7 grudnia 2013

Musik zur Stille

Die Krakauer Band Klezzmates beglückt ihr Publikum in Dresden

Es ist, als schlängeln sich die Melodien um ihre Stille herum. Sie erreichensie nicht, kreisen sie aber ein, als wollten sie sie stellen. Doch die Stille entwischt immer wieder.

Musik über die Stille – paradox, natürlich. Aber manches scheint unmöglich, was die Klezzmates aus Krakau am Sonntagabend im Kleinen haus bieten.

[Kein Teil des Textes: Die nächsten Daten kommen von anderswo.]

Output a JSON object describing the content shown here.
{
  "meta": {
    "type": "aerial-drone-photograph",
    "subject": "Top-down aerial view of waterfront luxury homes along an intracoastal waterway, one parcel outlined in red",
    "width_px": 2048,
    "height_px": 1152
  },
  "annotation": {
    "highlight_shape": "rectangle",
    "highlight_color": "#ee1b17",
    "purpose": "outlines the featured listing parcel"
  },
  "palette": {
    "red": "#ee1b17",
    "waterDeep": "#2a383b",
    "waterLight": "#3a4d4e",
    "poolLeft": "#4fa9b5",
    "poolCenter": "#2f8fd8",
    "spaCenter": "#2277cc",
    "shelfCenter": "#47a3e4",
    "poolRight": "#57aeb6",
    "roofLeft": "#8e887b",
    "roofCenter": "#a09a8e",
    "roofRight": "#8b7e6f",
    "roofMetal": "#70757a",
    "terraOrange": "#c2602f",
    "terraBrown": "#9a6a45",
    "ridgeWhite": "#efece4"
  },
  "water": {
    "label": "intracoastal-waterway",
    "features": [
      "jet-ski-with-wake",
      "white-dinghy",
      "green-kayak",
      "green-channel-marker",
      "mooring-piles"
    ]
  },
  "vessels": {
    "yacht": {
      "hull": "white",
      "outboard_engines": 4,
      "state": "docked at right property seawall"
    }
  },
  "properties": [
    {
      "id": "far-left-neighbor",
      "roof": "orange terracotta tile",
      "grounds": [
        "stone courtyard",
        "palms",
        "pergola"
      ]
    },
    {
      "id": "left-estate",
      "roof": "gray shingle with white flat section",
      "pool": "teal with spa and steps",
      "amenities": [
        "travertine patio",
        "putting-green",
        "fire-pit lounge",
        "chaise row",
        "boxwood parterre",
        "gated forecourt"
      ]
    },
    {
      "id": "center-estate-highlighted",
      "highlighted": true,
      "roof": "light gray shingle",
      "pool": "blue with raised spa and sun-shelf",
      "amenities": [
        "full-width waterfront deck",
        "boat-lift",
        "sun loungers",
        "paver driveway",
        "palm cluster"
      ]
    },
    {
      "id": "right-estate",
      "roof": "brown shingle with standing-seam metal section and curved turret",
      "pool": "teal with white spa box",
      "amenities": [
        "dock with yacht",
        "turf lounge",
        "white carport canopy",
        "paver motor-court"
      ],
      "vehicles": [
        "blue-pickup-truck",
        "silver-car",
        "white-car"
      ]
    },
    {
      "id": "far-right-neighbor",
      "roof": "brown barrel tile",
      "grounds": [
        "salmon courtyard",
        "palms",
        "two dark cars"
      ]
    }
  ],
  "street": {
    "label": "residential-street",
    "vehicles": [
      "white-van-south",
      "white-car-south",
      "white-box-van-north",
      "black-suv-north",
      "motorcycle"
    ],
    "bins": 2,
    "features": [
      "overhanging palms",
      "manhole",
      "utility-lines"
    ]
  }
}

Und dennoch: Ganz real stehen die fünf Musiker auf der atmosphärisch bunt beleuchteten Bühne, umschwebt von den Tönen, die sie Klarinette, Violine, Akkordeon, Kontrabass und Schlagzeug entlocken, mal überirdisch schön, mal herzzerreißend traurig, mal mitreißend fröhlich. Wie Pingpong – Bälle spielen sie sich die Melodie zu. Ein akkurates Zusammenspiel aus Annahme, Variation und Weitergabe, das Finesse und Fairness und spürbare Spielfreude beweist.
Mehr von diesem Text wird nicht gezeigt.